In just the past week, we heard the leader of this country (inaccurately) call for a charge of treason that would result in the death penalty to be applied to law enforcement officers who were simply fulfilling their duty; saw him while on foreign soil side with a brutal dictator who starves and murders his people against the former vice president of the United States; witness him distributing false and doctored video of the person who is second in line to assume his office if he were to die; and discovered that his administration covered up information about deaths of children seeking asylum, which could have impacted the midterm elections; and is now seeking to weaponize National Intelligence for political purposes.
And that is just the tip of the iceberg. Every day, it is something more heinous and intolerable, yet the sheer volume leads all of it to be drowned out, white noise that absorbs the death of democracy.

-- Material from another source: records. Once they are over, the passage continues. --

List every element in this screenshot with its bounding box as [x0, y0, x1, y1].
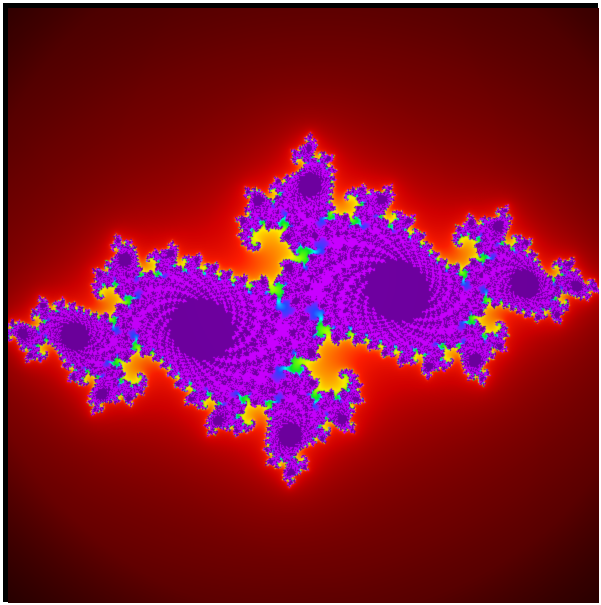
fractal-viewport — [8, 8, 599, 603]
julia-set-fractal-image — [8, 8, 599, 603]
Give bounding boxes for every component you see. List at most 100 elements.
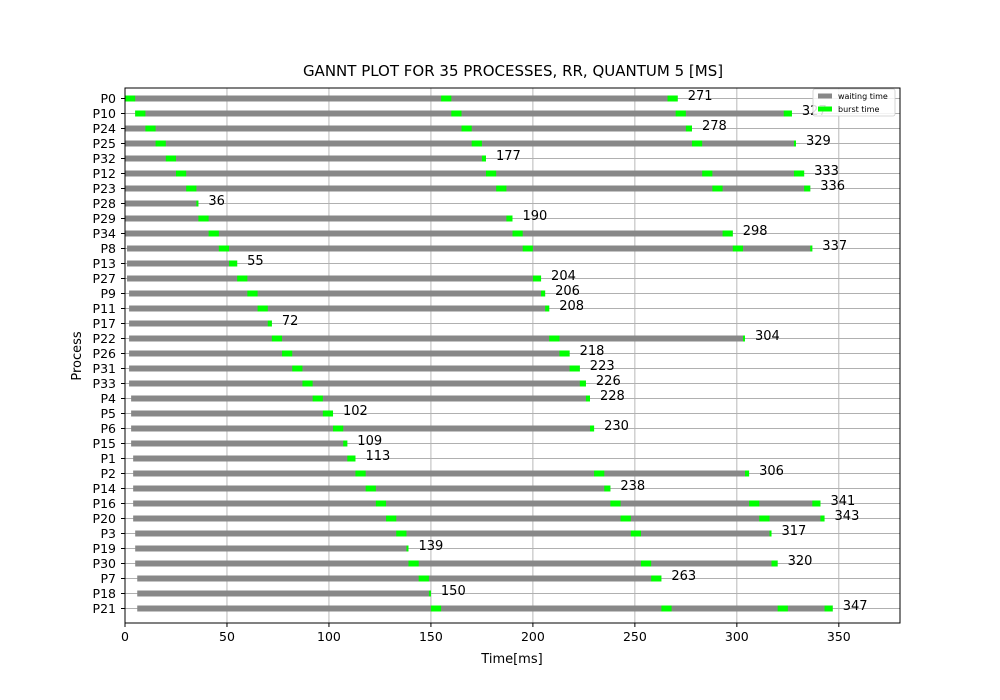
burst-time-bar — [804, 185, 811, 192]
waiting-time-bar — [131, 425, 595, 432]
burst-time-bar — [749, 500, 760, 507]
waiting-time-bar — [135, 560, 778, 567]
waiting-time-bar — [125, 95, 678, 102]
burst-time-bar — [691, 140, 703, 147]
burst-time-bar — [640, 560, 652, 567]
burst-time-bar — [569, 365, 580, 372]
burst-time-bar — [675, 110, 686, 117]
burst-time-bar — [777, 605, 788, 612]
y-tick-label: P14 — [93, 481, 116, 496]
waiting-time-bar — [125, 230, 733, 237]
burst-time-bar — [745, 470, 750, 477]
burst-time-bar — [712, 185, 723, 192]
waiting-time-bar — [125, 215, 513, 222]
y-tick-label: P16 — [93, 496, 116, 511]
y-tick-label: P15 — [93, 436, 116, 451]
completion-time-label: 72 — [282, 314, 299, 329]
y-tick-label: P0 — [101, 91, 117, 106]
burst-time-bar — [793, 170, 805, 177]
y-tick-label: P4 — [101, 391, 117, 406]
burst-time-bar — [522, 245, 533, 252]
completion-time-label: 208 — [559, 299, 584, 314]
waiting-time-bar — [129, 305, 550, 312]
completion-time-label: 177 — [496, 149, 521, 164]
completion-time-label: 223 — [590, 359, 615, 374]
y-tick-label: P32 — [93, 151, 116, 166]
burst-time-bar — [396, 530, 407, 537]
waiting-time-bar — [137, 590, 431, 597]
burst-time-bar — [783, 110, 792, 117]
burst-time-bar — [375, 500, 387, 507]
x-tick-label: 200 — [521, 629, 545, 644]
burst-time-bar — [549, 335, 560, 342]
burst-time-bar — [175, 170, 187, 177]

But what is most disturbing in this slide into what is becoming an increasingly authoritarian regime is the utter silence of so many elected leaders from his party. The rule of law is not intended to be partisan, and yet in the face of a stonewalling administrative branch that is seeking to cover up acts that are clearly obstructing the pursuit of justice, rare is any profile of courage who not only raises a concern but actually does something to stand up for the Constitution.
There are clarion calls from those who were leaders in the Department of Justice, National Intelligence, the State Department and military, of both political parties, making it clear that what is transpiring is not normal, not acceptable, and not conducive to that actions of a democratic nation.
Yet from elected GOP leaders who took a pledge to support and defend the Constitution of the United States, we hear crickets.
So my question this Memorial Day is how do we honor the dead? Do we take the time to ACTUALLY READ the Mueller Report rather than have someone tell us what it says?; to dig beyond the headlines to understand what it means when Intelligence is weaponized and why ignoring subpoenas and oversight is so dangerous?; do we pick up our phones and raise concerns, letting leaders of both parties know that we care more about our national values than we do about one elected leader.
Or do we simply let the water around us get hotter as we see democracy die?
Margaret Mead said, “Never doubt that a small group of thoughtful, committed, citizens can change the world. Indeed, it is the only thing that ever has.” And right now, we need to honor those who died in service to their country by being thoughtful, committed citizens. We need to continue to not grow weary in doing what is right, even if it seems fruitless and overwhelming.
If we don’t engage in activism and allow the kind of graft, lies and corruption that are daily becoming more apparent and yet somehow more acceptable, in the end, the deaths of all who died in service to our ideals will be in vain.
Abraham Lincoln concluded his famous Gettysburg Address by saying, “It is for us the living, rather, to be dedicated here to the unfinished work which they who fought here have thus far so nobly advanced It is rather for us to be here dedicated to the great task remaining before us — that from these honored dead we take increased devotion to that cause for which they gave the last full measure of devotion — that we here highly resolve that these dead shall not have died in vain — that this nation, under God, shall have a new birth of freedom — and that government of the people, by the people, for the people, shall not perish from the earth.”
How do we honor the dead? By demanding transparency, honesty and fidelity to the rule of law and taking the time and putting in the effort to move beyond whatever partisan blinders we may have one.
We honor the dead by caring enough about what they laid down their lives for, to stand up for not just the flag or the anthem but the values of the United States and its Constitution and laws.